Services like PlayStation Network were caught up in the problems
A major Internet outage affected many of the world's biggest online firms on Friday, with websites including Twitter, Netflix, Spotify, Reddit, PayPal and eBay down for long stretches. Other services such as PlayStation Network also appeared to be hit by the outage. Google and Facebook were unaffected.

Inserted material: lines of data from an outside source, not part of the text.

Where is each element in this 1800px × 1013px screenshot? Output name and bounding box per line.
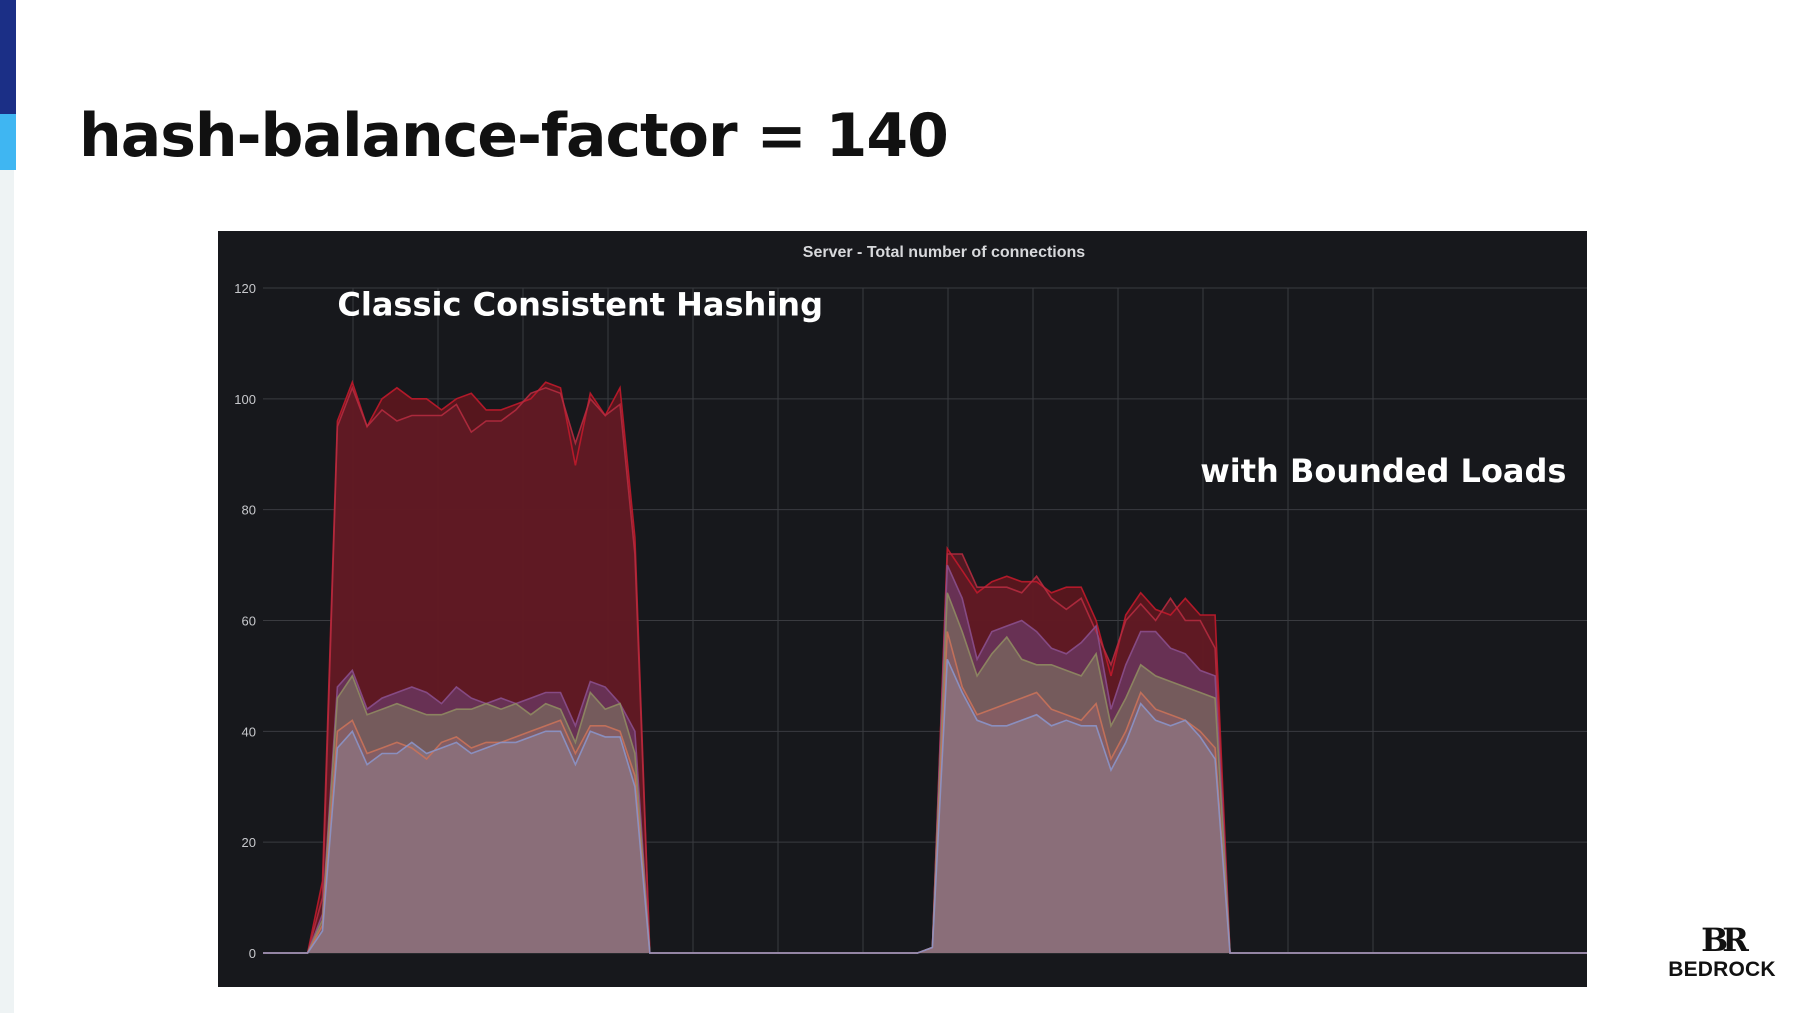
chart-annotations: Classic Consistent Hashing with Bounded L…: [337, 286, 1566, 490]
connections-chart: 0 20 40 60 80 100 120 Server - Total number of…: [234, 244, 1587, 961]
y-tick-label-1: 20: [242, 835, 256, 850]
annotation-0: Classic Consistent Hashing: [337, 286, 823, 324]
y-tick-label-2: 40: [242, 724, 256, 739]
y-tick-label-4: 80: [242, 503, 256, 518]
chart-title: Server - Total number of connections: [803, 244, 1086, 261]
bedrock-logo: BR BEDROCK: [1666, 922, 1778, 992]
chart-panel: 0 20 40 60 80 100 120 Server - Total number of…: [218, 231, 1587, 987]
y-tick-label-5: 100: [234, 392, 256, 407]
accent-bar-light: [0, 114, 16, 170]
y-tick-label-3: 60: [242, 614, 256, 629]
accent-bar-dark: [0, 0, 16, 114]
slide-title: hash-balance-factor = 140: [79, 101, 949, 171]
brand-mark: BR: [1701, 921, 1749, 959]
annotation-1: with Bounded Loads: [1200, 452, 1566, 490]
y-tick-label-6: 120: [234, 281, 256, 296]
brand-name: BEDROCK: [1668, 958, 1776, 981]
y-axis-ticks: 0 20 40 60 80 100 120: [234, 281, 256, 961]
series-lines: [263, 379, 1587, 954]
side-strip: [0, 170, 14, 1013]
y-tick-label-0: 0: [249, 946, 256, 961]
line-min: [263, 658, 1587, 954]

The widespread disruption was the result of a coordinated assault on some of the underlying infrastructure that powers the Internet. Dyn, one of several companies responsible for hosting the crucial web directory known as the Domain Name System (DNS), suffered a sustained so-called “distributed denial of service” (DDoS) attack, leading many people intermittently to lose access to specific sites or to the Internet entirely.
A DDoS attack means hackers hijack vast numbers of internet-connected devices to swamp a victim’s website with so much junk traffic that it is unable to cope. Dyn, based in New Hampshire, said the attack began shortly after 12pm BST. Twitter, Netflix et al were not directly targeted, but the attack on Dyn – which reportedly serves around 30 Fortune 500 companies – affected users’ access to those sites.
The company indicated that the issue had been fixed by 2.30pm, but that the assault began again a couple of hours later. Just before 7pm BST the firm said on its status page that the “advanced service monitoring issue” had been resolved, but that its engineers were “still investigating and mitigating the attacks on our infrastructure.”